FRANKFURT, Germany (AP) — Deutsche Bank says it is cutting 35,000 jobs through redundancies and the sale of businesses as new CEO John Cryan seeks to make Germany's biggest lender more manageable and profitable.
The bank will slash 9,000 full-time jobs, 6,000 contractor positions and sell operations with 20,000 more workers. It will also close local operations in 10 smaller countries.
Most the jobs to be shed by selling businesses are at the bank's Postbank retail bank, which the bank plans to divest. By 2018, the cuts and disposals are to shrink the bank's workforce from around 103,000 to 77,000.

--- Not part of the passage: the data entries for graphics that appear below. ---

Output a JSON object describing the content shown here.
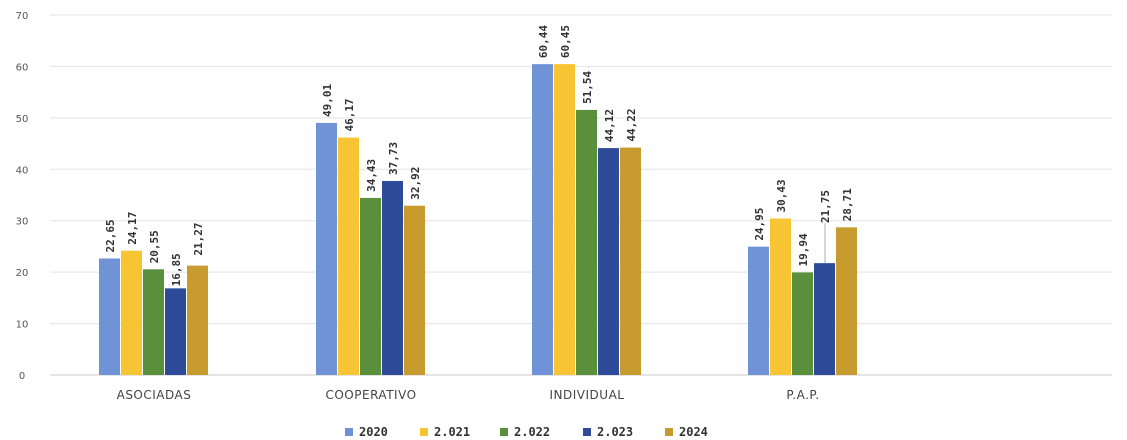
{
  "chart_data": {
    "type": "bar",
    "title": "",
    "categories": [
      "ASOCIADAS",
      "COOPERATIVO",
      "INDIVIDUAL",
      "P.A.P."
    ],
    "ylim": [
      0,
      70
    ],
    "yticks": [
      "0",
      "10",
      "20",
      "30",
      "40",
      "50",
      "60",
      "70"
    ],
    "grid": true,
    "legend_position": "bottom",
    "series": [
      {
        "name": "2020",
        "color": "#6f93d6",
        "values": [
          22.65,
          49.01,
          60.44,
          24.95
        ],
        "labels": [
          "22,65",
          "49,01",
          "60,44",
          "24,95"
        ]
      },
      {
        "name": "2.021",
        "color": "#f7c533",
        "values": [
          24.17,
          46.17,
          60.45,
          30.43
        ],
        "labels": [
          "24,17",
          "46,17",
          "60,45",
          "30,43"
        ]
      },
      {
        "name": "2.022",
        "color": "#5a8f3c",
        "values": [
          20.55,
          34.43,
          51.54,
          19.94
        ],
        "labels": [
          "20,55",
          "34,43",
          "51,54",
          "19,94"
        ]
      },
      {
        "name": "2.023",
        "color": "#2e4b9a",
        "values": [
          16.85,
          37.73,
          44.12,
          21.75
        ],
        "labels": [
          "16,85",
          "37,73",
          "44,12",
          "21,75"
        ]
      },
      {
        "name": "2024",
        "color": "#c89b2e",
        "values": [
          21.27,
          32.92,
          44.22,
          28.71
        ],
        "labels": [
          "21,27",
          "32,92",
          "44,22",
          "28,71"
        ]
      }
    ]
  }
}
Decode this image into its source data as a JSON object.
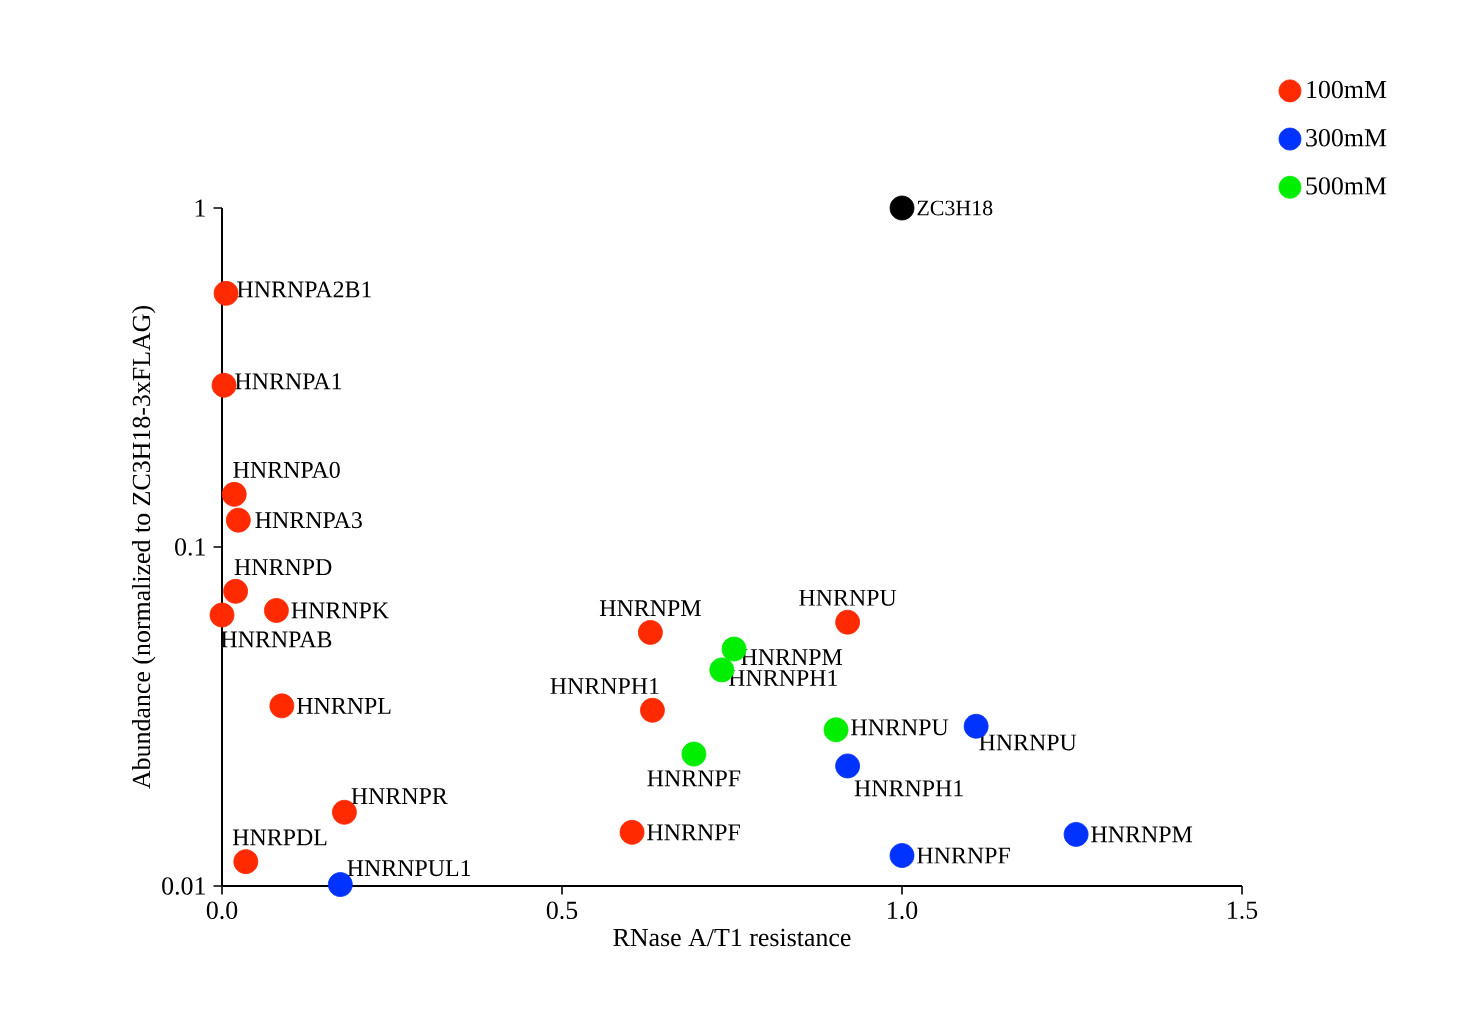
{
  "chart_data": {
    "type": "scatter",
    "xlabel": "RNase A/T1 resistance",
    "ylabel": "Abundance (normalized to ZC3H18-3xFLAG)",
    "log": "y",
    "xlim": [
      0,
      1.5
    ],
    "xticks": [
      {
        "value": 0,
        "label": "0.0"
      },
      0.5,
      {
        "value": 1,
        "label": "1.0"
      },
      1.5
    ],
    "ylim": [
      0.01,
      1
    ],
    "yticks": [
      0.01,
      0.1,
      1
    ],
    "grid": false,
    "legend": "top right",
    "marker": "circle",
    "series": [
      {
        "name": "100mM",
        "color": "#ff2a00",
        "x": [
          0.006,
          0.003,
          0.018,
          0.024,
          0.02,
          0.0,
          0.08,
          0.088,
          0.18,
          0.035,
          0.63,
          0.92,
          0.633,
          0.603
        ],
        "values": [
          0.56,
          0.3,
          0.143,
          0.12,
          0.074,
          0.063,
          0.065,
          0.034,
          0.0165,
          0.0118,
          0.056,
          0.06,
          0.033,
          0.0144
        ]
      },
      {
        "name": "300mM",
        "color": "#0033ff",
        "x": [
          0.174,
          1.109,
          0.92,
          1.0,
          1.256
        ],
        "values": [
          0.0101,
          0.0296,
          0.0226,
          0.0123,
          0.0142
        ]
      },
      {
        "name": "500mM",
        "color": "#00ee00",
        "x": [
          0.753,
          0.735,
          0.694,
          0.903
        ],
        "values": [
          0.05,
          0.0434,
          0.0245,
          0.0289
        ]
      },
      {
        "color": "#000000",
        "x": [
          1.0
        ],
        "values": [
          1.0
        ]
      }
    ],
    "annotations": [
      {
        "text": "HNRNPA2B1",
        "x": 0.006,
        "y": 0.56
      },
      {
        "text": "HNRNPA1",
        "x": 0.003,
        "y": 0.3
      },
      {
        "text": "HNRNPA0",
        "x": 0.018,
        "y": 0.143
      },
      {
        "text": "HNRNPA3",
        "x": 0.024,
        "y": 0.12
      },
      {
        "text": "HNRNPD",
        "x": 0.02,
        "y": 0.074
      },
      {
        "text": "HNRNPAB",
        "x": 0.0,
        "y": 0.063
      },
      {
        "text": "HNRNPK",
        "x": 0.08,
        "y": 0.065
      },
      {
        "text": "HNRNPL",
        "x": 0.088,
        "y": 0.034
      },
      {
        "text": "HNRNPR",
        "x": 0.18,
        "y": 0.0165
      },
      {
        "text": "HNRPDL",
        "x": 0.035,
        "y": 0.0118
      },
      {
        "text": "HNRNPM",
        "x": 0.63,
        "y": 0.056
      },
      {
        "text": "HNRNPU",
        "x": 0.92,
        "y": 0.06
      },
      {
        "text": "HNRNPH1",
        "x": 0.633,
        "y": 0.033
      },
      {
        "text": "HNRNPF",
        "x": 0.603,
        "y": 0.0144
      },
      {
        "text": "HNRNPUL1",
        "x": 0.174,
        "y": 0.0101
      },
      {
        "text": "HNRNPU",
        "x": 1.109,
        "y": 0.0296
      },
      {
        "text": "HNRNPH1",
        "x": 0.92,
        "y": 0.0226
      },
      {
        "text": "HNRNPF",
        "x": 1.0,
        "y": 0.0123
      },
      {
        "text": "HNRNPM",
        "x": 1.256,
        "y": 0.0142
      },
      {
        "text": "HNRNPM",
        "x": 0.753,
        "y": 0.05
      },
      {
        "text": "HNRNPH1",
        "x": 0.735,
        "y": 0.0434
      },
      {
        "text": "HNRNPF",
        "x": 0.694,
        "y": 0.0245
      },
      {
        "text": "HNRNPU",
        "x": 0.903,
        "y": 0.0289
      },
      {
        "text": "ZC3H18",
        "x": 1.0,
        "y": 1.0
      }
    ]
  }
}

The announcement came Thursday as the bank reported a net loss of 6 billion euros ($6.6 billion). Net profit was hit by 5.8 billion euros in noncash charges for the reduced value of its investment bank and Postbank. The bank will not pay a dividend this year and next year to retain capital and strengthen the bank's finances against possible financial turbulence.
Cryan said at a news conference that the bank faced "hard decisions" as he restructures it.
"We must reduce Deutsche Bank's complexity," he said.
The bank has struggled to reduce costs and make its administration more transparent and ethical as it deals with uneven profits and investigations into rigging financial benchmarks. Former co-CEO Anshu Jain resigned in June. The other co-CEO, Juergen Fitschen is leaving in May.
Cryan warned that "there will be consequences on compensation" when he was asked about the impact on executive bonuses but said he could not yet quantify them.
He said it would be "unacceptable not to share some of the costs that we have suffered" as a "consequence of poor historic behavior." The bank has set aside billions to pay for fines and legal settements and consts in a several cases, including the rigging by a number of banks of the key interest rate benchmark known as the London Interbank Offered Rate, or Libor. The bank paid $2.5 billion to regulators in Britain and the United States to settle the Libor case.
The bank said it would close its onshore operations in Argentina, Chile, Mexico, Peru, Uruguay, Denmark, Finland, Norway, Malta and New Zealand. Some branches in Germany would close as well, Cryan said. Of the 9,000 internal job cuts, about 4,000 will take place in Germany.